Kesin olan tek bir şey var. Lal Mescidi çatışmasından sonra el-Kaide, Pakistanlı İslamcıları hiç olmadığı kadar etkiledi. Usame bin Ladin ve Eymen ez-Zevahiri, Müşerref ve onun "kafir" rejimine karşı cihad çağrılarında bulundular. Mamafih Butto gibi ya da Müşerref'e yönelik suikast girişimi gibi "siyasi hedefli" eylemlerin daha ziyade yerli "cihadi"lerce gerçekleştirildiğine inanılıyor.

Onlarla nasıl mücadele edilebilir? Ordu geçen ay Kuzey Batı Serhat eyaletinde Swat'tan başlayarak militanlara karşı büyük bir temizlik harekâtına girişti. Benzeri bir operasyon Mehsud'un etkili olduğu Güney Veziristan'da da başlayabilir. Fakat aşiret bölgeleri konusunda uzman bir isim olan Rahimullah Yusufzai'nin de işaret ettiği gibi askeri operasyonlar tek başına militanları yenmek için yeterli olamaz.

"Aşiretlerin desteğini almalısınız, sorunlarını çözmeli ve iktidarlarını güçlendirmelisiniz. Swat'ta hükümete karşı olanlar sadece militanlar değil. Halk şeriat hukukunun hakim olmasını istiyor ve hükümet de buna söz verdi. Fakat söz asla yerine getirilmedi."

İşe yaramayacağı kesin bir başka girişim daha söz konusu. New York Times'ın bildirdiğine göre geçen hafta George Bush, Dick Cheney ve Condoleezza Rice CIA ve ABD ordusunun "Pakistan'ın aşiret bölgelerinde daha etkin gizli operasyonlar yürütmesi"ni tartışmışlar. Mahmud Şah, militanlara karşı savaşı kaybetmek için bundan daha iyi bir yöntem olamayacağını söylüyor.

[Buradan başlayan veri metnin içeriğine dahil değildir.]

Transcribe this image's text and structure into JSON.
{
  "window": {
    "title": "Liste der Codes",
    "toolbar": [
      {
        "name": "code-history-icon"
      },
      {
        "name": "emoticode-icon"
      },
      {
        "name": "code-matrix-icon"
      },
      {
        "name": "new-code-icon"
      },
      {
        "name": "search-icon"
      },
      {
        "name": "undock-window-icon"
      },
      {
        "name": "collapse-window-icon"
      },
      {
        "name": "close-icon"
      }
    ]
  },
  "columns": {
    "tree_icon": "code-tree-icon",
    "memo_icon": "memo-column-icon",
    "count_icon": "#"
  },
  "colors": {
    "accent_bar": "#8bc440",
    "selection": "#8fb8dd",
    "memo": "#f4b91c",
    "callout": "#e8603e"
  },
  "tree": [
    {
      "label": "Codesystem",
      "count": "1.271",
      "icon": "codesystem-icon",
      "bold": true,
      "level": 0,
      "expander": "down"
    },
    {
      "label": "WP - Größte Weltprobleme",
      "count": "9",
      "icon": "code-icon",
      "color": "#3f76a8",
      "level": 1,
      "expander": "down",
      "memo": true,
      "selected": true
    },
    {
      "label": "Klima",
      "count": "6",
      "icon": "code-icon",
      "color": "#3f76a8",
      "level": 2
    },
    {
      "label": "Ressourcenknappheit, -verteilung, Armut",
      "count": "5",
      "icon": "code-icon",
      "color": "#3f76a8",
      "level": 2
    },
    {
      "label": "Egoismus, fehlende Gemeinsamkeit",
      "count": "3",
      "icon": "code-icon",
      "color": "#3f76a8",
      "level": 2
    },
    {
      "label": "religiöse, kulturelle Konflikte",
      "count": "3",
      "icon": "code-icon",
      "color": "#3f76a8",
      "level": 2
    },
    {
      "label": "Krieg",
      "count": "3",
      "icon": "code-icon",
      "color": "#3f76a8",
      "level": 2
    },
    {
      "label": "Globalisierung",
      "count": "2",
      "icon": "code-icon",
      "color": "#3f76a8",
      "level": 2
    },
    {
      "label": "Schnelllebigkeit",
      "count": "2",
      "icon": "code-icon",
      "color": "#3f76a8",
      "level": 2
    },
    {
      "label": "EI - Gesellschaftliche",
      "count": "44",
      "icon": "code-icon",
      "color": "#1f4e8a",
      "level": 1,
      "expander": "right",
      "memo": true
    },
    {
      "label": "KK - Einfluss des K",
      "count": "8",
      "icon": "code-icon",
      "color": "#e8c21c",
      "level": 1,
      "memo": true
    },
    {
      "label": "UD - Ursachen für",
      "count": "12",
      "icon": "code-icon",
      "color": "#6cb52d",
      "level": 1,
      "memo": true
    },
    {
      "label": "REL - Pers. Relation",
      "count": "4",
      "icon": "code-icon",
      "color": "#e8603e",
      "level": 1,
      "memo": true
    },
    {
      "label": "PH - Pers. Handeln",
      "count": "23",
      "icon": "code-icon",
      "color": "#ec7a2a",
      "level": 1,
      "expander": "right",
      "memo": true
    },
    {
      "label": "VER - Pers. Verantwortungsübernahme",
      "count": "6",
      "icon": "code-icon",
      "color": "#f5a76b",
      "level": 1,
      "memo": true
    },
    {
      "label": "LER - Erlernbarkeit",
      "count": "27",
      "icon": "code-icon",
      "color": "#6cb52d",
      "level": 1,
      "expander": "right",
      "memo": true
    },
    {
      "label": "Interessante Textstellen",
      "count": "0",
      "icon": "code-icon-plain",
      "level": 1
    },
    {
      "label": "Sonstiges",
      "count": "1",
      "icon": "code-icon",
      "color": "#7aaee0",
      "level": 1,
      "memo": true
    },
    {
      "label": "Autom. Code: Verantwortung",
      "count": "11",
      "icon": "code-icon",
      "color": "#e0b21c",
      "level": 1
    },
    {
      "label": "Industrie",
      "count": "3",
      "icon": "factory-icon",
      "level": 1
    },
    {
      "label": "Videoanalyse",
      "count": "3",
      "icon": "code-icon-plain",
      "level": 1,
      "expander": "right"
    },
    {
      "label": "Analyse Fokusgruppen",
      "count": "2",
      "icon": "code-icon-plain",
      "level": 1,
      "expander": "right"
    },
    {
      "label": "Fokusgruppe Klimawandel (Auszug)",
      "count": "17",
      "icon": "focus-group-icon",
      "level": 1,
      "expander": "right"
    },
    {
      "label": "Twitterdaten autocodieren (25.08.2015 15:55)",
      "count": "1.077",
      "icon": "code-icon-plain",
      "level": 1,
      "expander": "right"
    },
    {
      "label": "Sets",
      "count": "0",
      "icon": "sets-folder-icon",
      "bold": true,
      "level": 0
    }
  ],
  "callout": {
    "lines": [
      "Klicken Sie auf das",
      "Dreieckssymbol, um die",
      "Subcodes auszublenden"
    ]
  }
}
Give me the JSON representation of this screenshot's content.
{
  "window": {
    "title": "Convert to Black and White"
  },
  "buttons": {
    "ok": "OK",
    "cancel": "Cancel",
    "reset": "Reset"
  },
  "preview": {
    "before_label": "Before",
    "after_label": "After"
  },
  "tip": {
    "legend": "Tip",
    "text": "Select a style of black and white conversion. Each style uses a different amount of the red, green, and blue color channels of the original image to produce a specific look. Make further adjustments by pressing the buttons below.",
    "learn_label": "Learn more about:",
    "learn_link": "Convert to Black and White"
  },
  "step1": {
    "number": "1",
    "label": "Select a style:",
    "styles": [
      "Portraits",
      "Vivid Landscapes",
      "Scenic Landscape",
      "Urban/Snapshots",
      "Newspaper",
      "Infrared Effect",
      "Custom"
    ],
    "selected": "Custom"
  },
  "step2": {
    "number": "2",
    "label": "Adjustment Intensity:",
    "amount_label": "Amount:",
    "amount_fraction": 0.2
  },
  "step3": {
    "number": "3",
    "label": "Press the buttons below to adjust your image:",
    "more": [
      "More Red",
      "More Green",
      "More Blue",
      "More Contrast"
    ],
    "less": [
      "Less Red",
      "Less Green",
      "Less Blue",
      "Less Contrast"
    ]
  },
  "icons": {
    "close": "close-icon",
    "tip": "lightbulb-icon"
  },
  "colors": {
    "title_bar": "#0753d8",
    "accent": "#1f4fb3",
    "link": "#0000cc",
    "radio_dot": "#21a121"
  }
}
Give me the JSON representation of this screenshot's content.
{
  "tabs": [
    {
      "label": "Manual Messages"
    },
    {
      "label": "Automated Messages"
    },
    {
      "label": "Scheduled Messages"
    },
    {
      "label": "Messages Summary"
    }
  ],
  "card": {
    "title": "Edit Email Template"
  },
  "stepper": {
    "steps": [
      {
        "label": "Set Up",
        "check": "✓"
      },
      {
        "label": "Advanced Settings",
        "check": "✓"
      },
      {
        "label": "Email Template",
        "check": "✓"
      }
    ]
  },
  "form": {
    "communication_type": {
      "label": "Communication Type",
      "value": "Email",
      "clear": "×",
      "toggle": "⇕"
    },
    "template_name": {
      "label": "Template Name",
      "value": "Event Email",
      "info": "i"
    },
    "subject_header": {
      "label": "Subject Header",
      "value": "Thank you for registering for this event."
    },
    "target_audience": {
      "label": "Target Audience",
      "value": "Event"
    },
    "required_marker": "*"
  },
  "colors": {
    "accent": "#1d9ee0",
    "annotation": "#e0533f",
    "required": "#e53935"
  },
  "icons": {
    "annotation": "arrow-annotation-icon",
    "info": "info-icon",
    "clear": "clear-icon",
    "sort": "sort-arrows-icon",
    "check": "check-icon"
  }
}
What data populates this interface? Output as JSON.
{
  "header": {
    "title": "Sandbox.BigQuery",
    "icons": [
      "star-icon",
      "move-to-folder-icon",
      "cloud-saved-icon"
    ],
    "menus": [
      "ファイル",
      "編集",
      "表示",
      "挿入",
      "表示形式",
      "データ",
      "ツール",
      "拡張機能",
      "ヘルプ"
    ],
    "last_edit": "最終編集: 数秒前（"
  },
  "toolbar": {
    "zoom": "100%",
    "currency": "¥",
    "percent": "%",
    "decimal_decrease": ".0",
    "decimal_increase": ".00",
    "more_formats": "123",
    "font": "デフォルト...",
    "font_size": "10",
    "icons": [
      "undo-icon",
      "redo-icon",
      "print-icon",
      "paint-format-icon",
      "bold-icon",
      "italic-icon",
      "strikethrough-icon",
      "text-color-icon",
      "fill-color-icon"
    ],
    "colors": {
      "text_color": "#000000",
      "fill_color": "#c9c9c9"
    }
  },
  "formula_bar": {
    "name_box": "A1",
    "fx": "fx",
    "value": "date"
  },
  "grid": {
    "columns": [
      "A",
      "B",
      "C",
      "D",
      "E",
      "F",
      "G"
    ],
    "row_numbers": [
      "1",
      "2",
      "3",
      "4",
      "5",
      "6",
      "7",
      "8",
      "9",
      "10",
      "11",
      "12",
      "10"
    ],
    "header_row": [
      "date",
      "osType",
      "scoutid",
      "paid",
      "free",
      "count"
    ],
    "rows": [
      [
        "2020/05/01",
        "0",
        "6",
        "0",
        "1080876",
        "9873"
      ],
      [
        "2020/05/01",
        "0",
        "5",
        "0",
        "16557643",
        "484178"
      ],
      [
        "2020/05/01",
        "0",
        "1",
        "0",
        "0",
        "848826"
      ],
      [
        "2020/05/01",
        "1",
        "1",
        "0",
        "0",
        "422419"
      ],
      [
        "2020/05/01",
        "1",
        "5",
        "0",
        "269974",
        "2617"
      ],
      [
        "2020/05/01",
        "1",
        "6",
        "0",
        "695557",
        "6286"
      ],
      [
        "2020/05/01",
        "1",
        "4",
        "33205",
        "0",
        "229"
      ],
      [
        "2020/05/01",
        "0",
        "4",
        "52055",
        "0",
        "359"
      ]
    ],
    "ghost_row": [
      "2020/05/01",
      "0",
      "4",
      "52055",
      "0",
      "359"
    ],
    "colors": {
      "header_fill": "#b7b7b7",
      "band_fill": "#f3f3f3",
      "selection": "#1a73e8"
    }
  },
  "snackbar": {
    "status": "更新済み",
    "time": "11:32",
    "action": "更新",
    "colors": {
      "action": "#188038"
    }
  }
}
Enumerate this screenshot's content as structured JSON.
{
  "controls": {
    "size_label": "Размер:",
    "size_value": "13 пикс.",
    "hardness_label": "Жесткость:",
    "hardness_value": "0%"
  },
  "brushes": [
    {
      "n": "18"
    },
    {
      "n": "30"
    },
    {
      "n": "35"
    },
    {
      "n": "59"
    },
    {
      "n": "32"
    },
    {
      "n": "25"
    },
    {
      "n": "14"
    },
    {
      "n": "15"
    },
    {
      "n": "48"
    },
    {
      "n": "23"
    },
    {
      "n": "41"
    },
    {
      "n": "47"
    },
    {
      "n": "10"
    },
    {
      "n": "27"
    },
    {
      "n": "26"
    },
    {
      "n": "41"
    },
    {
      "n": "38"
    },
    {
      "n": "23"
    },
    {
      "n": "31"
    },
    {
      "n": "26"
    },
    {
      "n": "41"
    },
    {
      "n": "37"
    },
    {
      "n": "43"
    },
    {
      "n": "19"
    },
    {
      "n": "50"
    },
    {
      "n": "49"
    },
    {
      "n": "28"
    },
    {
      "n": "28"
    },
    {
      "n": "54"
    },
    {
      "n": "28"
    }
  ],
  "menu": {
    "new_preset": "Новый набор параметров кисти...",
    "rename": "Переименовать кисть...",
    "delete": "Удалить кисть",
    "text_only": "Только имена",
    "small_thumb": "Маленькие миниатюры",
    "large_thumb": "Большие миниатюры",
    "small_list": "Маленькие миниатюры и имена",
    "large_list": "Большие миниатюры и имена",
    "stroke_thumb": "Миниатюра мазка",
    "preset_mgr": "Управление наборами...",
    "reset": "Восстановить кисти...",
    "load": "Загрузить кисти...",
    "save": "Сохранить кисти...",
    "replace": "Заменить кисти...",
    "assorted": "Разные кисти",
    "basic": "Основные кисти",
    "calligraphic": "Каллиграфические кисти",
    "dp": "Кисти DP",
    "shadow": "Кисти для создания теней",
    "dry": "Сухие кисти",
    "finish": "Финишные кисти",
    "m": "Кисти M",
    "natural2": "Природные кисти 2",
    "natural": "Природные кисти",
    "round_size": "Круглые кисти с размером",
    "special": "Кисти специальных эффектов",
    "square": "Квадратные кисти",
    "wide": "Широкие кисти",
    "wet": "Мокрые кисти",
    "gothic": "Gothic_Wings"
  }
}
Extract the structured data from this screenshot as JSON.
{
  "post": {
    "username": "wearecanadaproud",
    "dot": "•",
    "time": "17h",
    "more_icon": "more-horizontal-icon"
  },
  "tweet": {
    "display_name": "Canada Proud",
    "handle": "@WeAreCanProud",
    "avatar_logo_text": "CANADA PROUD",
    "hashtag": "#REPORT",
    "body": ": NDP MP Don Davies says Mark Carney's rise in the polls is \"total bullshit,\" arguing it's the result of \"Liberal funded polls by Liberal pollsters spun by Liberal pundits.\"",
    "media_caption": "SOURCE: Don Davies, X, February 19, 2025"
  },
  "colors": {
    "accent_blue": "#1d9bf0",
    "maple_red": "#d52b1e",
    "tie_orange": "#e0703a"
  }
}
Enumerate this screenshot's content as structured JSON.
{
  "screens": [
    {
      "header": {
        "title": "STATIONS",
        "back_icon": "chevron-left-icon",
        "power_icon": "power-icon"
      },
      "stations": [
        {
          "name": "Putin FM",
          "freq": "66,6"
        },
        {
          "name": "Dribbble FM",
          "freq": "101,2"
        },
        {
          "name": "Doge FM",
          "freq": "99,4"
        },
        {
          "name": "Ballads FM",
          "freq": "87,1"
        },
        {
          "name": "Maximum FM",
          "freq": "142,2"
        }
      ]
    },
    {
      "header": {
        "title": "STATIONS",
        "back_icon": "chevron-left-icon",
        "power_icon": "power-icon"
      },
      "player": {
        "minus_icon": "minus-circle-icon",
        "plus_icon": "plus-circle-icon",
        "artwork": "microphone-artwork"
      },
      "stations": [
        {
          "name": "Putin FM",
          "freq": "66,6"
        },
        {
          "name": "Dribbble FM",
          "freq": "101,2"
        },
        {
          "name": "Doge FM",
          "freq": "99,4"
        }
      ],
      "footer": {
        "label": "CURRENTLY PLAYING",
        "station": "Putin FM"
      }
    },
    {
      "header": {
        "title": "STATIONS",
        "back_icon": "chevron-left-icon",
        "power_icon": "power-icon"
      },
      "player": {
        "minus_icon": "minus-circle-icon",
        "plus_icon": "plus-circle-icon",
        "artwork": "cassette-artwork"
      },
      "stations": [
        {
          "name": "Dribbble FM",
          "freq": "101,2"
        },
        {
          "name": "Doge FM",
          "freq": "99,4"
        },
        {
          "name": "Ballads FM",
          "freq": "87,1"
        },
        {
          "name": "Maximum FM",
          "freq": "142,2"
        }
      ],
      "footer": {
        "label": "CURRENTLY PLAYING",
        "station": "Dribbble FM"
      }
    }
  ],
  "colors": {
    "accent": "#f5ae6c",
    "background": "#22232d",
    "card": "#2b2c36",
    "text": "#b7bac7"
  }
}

"Zaten yoğun bir anti-Amerikan duyarlılık mevcut. Eğer Amerikan askerleri Pakistan topraklarına girecek olurlarsa, hükümet için her şey daha karmaşık hale gelecek. Taliban açısından ise bu gelişme gayet memnuniyetle karşılanacaktır. Bu gelişme sayesinde önce güçlü oldukları yerlerde Amerikalılara yönelik eylemler gerçekleştirebilecek, arkasından da destek tabanlarını genişleterek tüm ülke çapına yayılabilecekler."